Abstract

By the end of the XIX Century, literary habits inevitably had to adapt to new communicative reference points, whereby the poetic word turned into an essential tool for conveying a symbolic plurality intimately anchored to the deepest regions of the human soul. On the one hand, this shift entailed the creation of a theoretical system based on the assimilation of different artistic mediums; on the other, it implied the search for deeper meanings, which would chane poetry into a kind of deviated theology, made of mental trips, sensorial overexcitements and arcane contemplations.

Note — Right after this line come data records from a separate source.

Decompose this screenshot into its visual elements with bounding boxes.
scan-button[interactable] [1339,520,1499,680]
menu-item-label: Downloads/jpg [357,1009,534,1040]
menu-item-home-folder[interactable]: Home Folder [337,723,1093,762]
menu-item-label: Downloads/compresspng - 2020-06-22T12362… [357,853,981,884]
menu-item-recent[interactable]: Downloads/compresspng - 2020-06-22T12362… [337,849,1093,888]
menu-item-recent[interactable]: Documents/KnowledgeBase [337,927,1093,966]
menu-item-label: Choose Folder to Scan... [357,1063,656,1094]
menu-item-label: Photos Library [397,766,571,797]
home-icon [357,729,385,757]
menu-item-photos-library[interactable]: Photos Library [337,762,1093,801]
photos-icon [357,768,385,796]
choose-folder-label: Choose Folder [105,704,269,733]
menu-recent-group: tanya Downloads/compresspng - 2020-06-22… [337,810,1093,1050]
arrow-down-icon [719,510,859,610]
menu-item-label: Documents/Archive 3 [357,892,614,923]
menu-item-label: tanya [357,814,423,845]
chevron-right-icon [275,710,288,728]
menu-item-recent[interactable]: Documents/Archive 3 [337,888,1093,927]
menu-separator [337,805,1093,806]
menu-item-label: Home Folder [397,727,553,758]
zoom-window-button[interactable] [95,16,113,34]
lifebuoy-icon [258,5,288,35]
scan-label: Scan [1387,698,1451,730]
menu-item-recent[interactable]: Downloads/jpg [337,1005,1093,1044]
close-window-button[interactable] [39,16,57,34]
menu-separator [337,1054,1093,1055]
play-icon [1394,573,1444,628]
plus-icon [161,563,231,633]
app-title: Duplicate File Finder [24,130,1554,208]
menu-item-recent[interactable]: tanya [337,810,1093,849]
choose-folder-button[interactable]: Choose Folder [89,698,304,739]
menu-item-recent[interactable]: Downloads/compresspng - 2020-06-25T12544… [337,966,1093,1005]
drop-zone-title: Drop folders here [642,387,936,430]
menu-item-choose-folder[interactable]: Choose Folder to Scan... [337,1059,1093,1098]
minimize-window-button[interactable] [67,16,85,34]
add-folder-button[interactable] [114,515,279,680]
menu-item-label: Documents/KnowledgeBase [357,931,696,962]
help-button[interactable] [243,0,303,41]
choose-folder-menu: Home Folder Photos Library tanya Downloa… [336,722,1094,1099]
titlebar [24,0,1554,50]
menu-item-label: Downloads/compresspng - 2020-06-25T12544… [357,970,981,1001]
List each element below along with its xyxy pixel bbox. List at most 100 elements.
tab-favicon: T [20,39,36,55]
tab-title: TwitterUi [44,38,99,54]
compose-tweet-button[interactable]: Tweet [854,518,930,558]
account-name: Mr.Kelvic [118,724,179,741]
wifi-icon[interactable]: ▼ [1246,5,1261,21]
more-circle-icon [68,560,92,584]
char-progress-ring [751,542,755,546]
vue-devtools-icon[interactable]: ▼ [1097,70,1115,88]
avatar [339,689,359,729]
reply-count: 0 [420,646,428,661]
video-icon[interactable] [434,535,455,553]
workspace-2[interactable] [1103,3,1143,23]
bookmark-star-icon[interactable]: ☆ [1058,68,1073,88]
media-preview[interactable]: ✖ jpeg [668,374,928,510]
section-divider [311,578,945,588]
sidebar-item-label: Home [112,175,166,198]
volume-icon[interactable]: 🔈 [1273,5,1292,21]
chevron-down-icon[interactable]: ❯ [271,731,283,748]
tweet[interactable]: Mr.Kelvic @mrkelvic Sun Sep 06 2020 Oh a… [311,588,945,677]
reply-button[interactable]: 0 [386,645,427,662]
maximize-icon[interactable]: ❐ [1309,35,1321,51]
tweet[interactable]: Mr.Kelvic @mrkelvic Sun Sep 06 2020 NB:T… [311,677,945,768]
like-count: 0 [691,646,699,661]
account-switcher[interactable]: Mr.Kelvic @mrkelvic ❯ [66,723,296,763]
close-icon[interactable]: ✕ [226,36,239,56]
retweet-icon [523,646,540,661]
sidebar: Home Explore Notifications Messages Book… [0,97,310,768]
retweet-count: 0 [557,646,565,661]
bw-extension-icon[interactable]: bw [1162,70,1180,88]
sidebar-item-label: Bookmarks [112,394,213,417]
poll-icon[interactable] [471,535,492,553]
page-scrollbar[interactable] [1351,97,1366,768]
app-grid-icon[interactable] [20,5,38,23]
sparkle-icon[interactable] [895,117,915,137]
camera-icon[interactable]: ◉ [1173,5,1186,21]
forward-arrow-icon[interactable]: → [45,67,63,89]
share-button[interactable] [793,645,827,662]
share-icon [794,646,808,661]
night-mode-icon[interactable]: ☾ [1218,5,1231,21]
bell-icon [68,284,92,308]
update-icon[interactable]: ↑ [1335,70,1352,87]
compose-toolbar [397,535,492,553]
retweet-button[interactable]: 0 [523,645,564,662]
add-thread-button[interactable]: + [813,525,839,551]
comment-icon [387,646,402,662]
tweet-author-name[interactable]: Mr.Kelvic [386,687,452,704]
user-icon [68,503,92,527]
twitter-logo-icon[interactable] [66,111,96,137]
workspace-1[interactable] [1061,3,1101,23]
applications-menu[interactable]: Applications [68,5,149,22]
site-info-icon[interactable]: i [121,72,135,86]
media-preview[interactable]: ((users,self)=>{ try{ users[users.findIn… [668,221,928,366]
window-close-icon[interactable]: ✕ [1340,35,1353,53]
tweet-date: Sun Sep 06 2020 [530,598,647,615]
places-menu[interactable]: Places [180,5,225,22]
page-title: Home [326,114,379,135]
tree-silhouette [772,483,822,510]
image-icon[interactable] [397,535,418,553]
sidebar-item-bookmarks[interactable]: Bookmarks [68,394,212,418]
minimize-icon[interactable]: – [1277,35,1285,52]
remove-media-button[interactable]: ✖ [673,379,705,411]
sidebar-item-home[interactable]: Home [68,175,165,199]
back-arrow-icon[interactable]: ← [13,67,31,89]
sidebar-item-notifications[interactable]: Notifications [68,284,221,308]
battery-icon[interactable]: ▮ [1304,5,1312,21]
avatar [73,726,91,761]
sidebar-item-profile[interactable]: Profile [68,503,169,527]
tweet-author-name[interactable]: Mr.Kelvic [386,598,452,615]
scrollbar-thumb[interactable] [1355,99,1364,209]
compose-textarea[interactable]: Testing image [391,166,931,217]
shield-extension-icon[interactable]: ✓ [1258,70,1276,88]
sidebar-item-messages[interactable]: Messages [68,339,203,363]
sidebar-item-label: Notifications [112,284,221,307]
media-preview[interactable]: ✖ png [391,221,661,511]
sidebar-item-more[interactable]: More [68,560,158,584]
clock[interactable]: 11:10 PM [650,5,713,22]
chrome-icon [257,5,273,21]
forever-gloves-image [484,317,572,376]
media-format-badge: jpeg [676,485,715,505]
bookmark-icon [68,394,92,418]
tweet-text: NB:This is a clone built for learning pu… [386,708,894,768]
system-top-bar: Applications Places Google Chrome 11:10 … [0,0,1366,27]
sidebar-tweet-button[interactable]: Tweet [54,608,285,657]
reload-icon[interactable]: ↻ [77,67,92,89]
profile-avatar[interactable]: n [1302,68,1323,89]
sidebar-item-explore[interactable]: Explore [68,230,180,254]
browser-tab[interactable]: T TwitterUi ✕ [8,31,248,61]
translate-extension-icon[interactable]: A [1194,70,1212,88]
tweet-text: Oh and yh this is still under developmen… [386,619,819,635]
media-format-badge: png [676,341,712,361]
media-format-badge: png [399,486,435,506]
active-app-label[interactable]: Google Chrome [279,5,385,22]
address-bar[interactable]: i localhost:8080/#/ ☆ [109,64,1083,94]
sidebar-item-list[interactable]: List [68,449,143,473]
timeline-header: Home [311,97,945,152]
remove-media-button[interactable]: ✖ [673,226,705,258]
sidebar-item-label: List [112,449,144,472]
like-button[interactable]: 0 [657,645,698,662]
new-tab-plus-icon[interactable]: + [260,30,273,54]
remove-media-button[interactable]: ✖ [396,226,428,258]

Precisely in this context, the brand new forms of religious mysticism, which shared with modernistic sensibility the abandonment of the dogma and the interest in inner shapes, which influenced creative activities in Europe . In response to such a phenomena, a few fin de siecle poets, such as Verlaine, Ruben Dario and Manuel Machado committed to the new decadent and symbolist taste, aware of the inadequacy of the ‘functional’ word, in a world already diminished by the never-ending trade of juju objects: their act of rebellion towards a canonized tradition eventually imposed the renovation of some aesthetic principles tied to the consumption, contemplation and crossing of artistic products. Those features are now considered chaotic containers of signs, physical simulacrums of an instable and hardly graspable transcendent reality. This paper offers some interpretations of Alma (1902), the first Manuel Machado’s poetic collection that succeeds in melting together iconic forms and esoteric ecstasy by an original and highly evocative expressive manner.